At a Glance
- Tasks: Lead a team to develop and deploy innovative ML solutions for risk decisioning.
- Company: Dynamic fintech startup in the UK with a focus on AI-driven financial products.
- Benefits: Competitive salary, growth opportunities, and a fast-paced work environment.
- Why this job: Make a significant impact on customer experience through cutting-edge technology.
- Qualifications: Experience in machine learning and team leadership.
- Other info: Join a diverse data science unit and shape the future of fintech.
The predicted salary is between 48000 - 72000 Β£ per year.
A dynamic fintech startup in the UK is seeking a Machine Learning Manager to lead their Risk Decisioning team. In this role, you will develop and deploy impactful ML solutions that enhance customer experience through conversational interfaces. You'll oversee team performance, manage a diverse data science unit, and contribute to shaping the roadmap for AI-driven financial products. This position promises opportunities for growth and significant impact in a fast-paced environment.
ML Engineering Manager, Risk Decisioning Leader in London employer: cleo
Contact Detail:
cleo Recruiting Team
StudySmarter Expert Advice π€«
We think this is how you could land ML Engineering Manager, Risk Decisioning Leader in London
β¨Tip Number 1
Network like a pro! Reach out to folks in the fintech space, especially those working with ML and risk decisioning. A friendly chat can open doors and give you insights that might just land you that interview.
β¨Tip Number 2
Showcase your projects! If you've worked on any ML solutions or have experience in enhancing customer experiences, make sure to highlight these in conversations. We want to see how you can bring value to our team!
β¨Tip Number 3
Prepare for technical discussions! Brush up on your ML concepts and be ready to discuss how you would approach risk decisioning challenges. We love candidates who can think on their feet and demonstrate their expertise.
β¨Tip Number 4
Apply through our website! Itβs the best way to ensure your application gets noticed. Plus, it shows us you're genuinely interested in being part of our dynamic team at this exciting fintech startup.

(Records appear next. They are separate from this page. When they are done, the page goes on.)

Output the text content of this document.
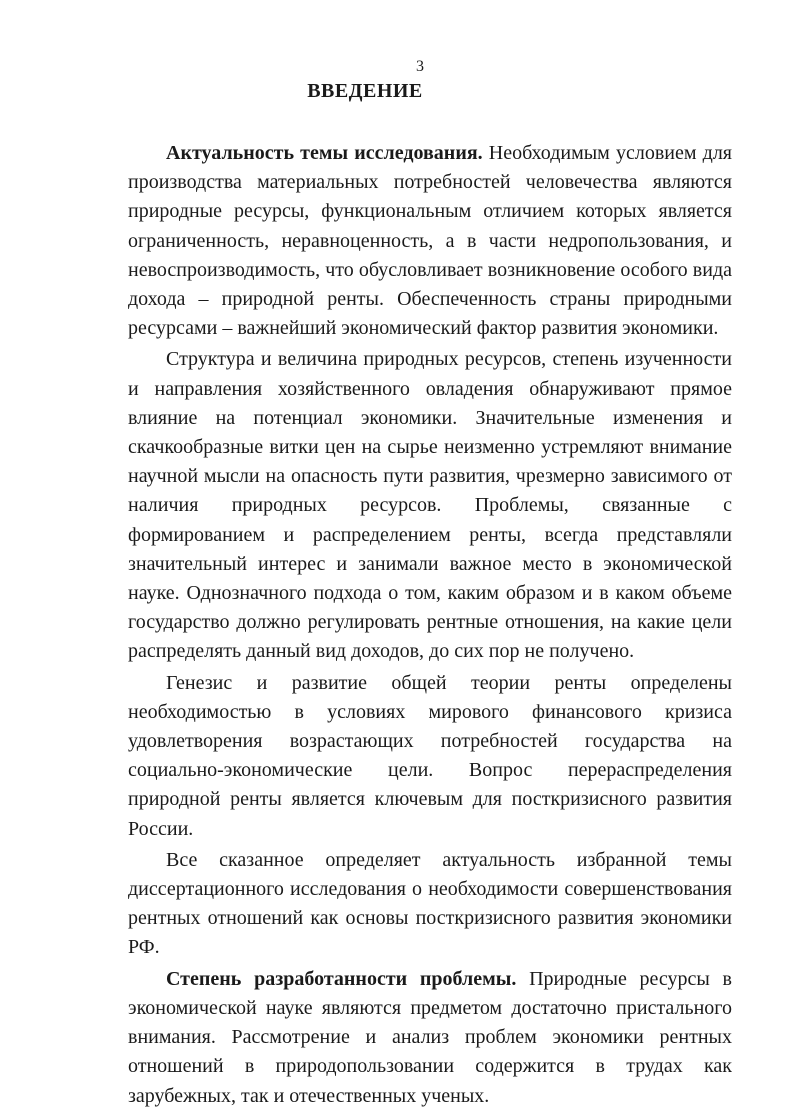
3
ВВЕДЕНИЕ

Актуальность темы исследования. Необходимым условием для производства материальных потребностей человечества являются природные ресурсы, функциональным отличием которых является ограниченность, неравноценность, а в части недропользования, и невоспроизводимость, что обусловливает возникновение особого вида дохода – природной ренты. Обеспеченность страны природными ресурсами – важнейший экономический фактор развития экономики.

Структура и величина природных ресурсов, степень изученности и направления хозяйственного овладения обнаруживают прямое влияние на потенциал экономики. Значительные изменения и скачкообразные витки цен на сырье неизменно устремляют внимание научной мысли на опасность пути развития, чрезмерно зависимого от наличия природных ресурсов. Проблемы, связанные с формированием и распределением ренты, всегда представляли значительный интерес и занимали важное место в экономической науке. Однозначного подхода о том, каким образом и в каком объеме государство должно регулировать рентные отношения, на какие цели распределять данный вид доходов, до сих пор не получено.

Генезис и развитие общей теории ренты определены необходимостью в условиях мирового финансового кризиса удовлетворения возрастающих потребностей государства на социально-экономические цели. Вопрос перераспределения природной ренты является ключевым для посткризисного развития России.

Все сказанное определяет актуальность избранной темы диссертационного исследования о необходимости совершенствования рентных отношений как основы посткризисного развития экономики РФ.

Степень разработанности проблемы. Природные ресурсы в экономической науке являются предметом достаточно пристального внимания. Рассмотрение и анализ проблем экономики рентных отношений в природопользовании содержится в трудах как зарубежных, так и отечественных ученых.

We think you need these skills to ace ML Engineering Manager, Risk Decisioning Leader in London
Some tips for your application π«‘
Tailor Your CV: Make sure your CV reflects the skills and experiences that align with the Machine Learning Manager role. Highlight your leadership experience and any relevant projects you've worked on in risk decisioning or AI-driven products.
Craft a Compelling Cover Letter: Use your cover letter to tell us why you're passionate about fintech and how your background makes you the perfect fit for our team. Share specific examples of how you've developed impactful ML solutions in the past.
Showcase Your Team Management Skills: Since you'll be overseeing a diverse data science unit, it's crucial to demonstrate your ability to lead and inspire a team. Include examples of how you've successfully managed teams and driven performance in previous roles.
Apply Through Our Website: We encourage you to apply directly through our website for a smoother application process. This way, we can easily track your application and get back to you faster!
How to prepare for a job interview at cleo
β¨Know Your ML Fundamentals
Brush up on your machine learning concepts, especially those related to risk decisioning. Be ready to discuss algorithms, model evaluation metrics, and how they apply to financial products. This shows youβre not just a manager but also a technical leader.
β¨Showcase Your Leadership Style
Prepare examples of how you've successfully led diverse teams in the past. Highlight your approach to managing performance and fostering collaboration within a data science unit. This will demonstrate your capability to lead the Risk Decisioning team effectively.
β¨Understand the Fintech Landscape
Familiarise yourself with current trends in fintech, particularly around AI-driven solutions. Being able to discuss how these trends can enhance customer experience through conversational interfaces will set you apart as a candidate whoβs genuinely interested in the industry.
β¨Prepare for Scenario-Based Questions
Expect questions that assess your problem-solving skills in real-world scenarios. Think about challenges youβve faced in deploying ML solutions and how you overcame them. This will showcase your critical thinking and adaptability in a fast-paced environment.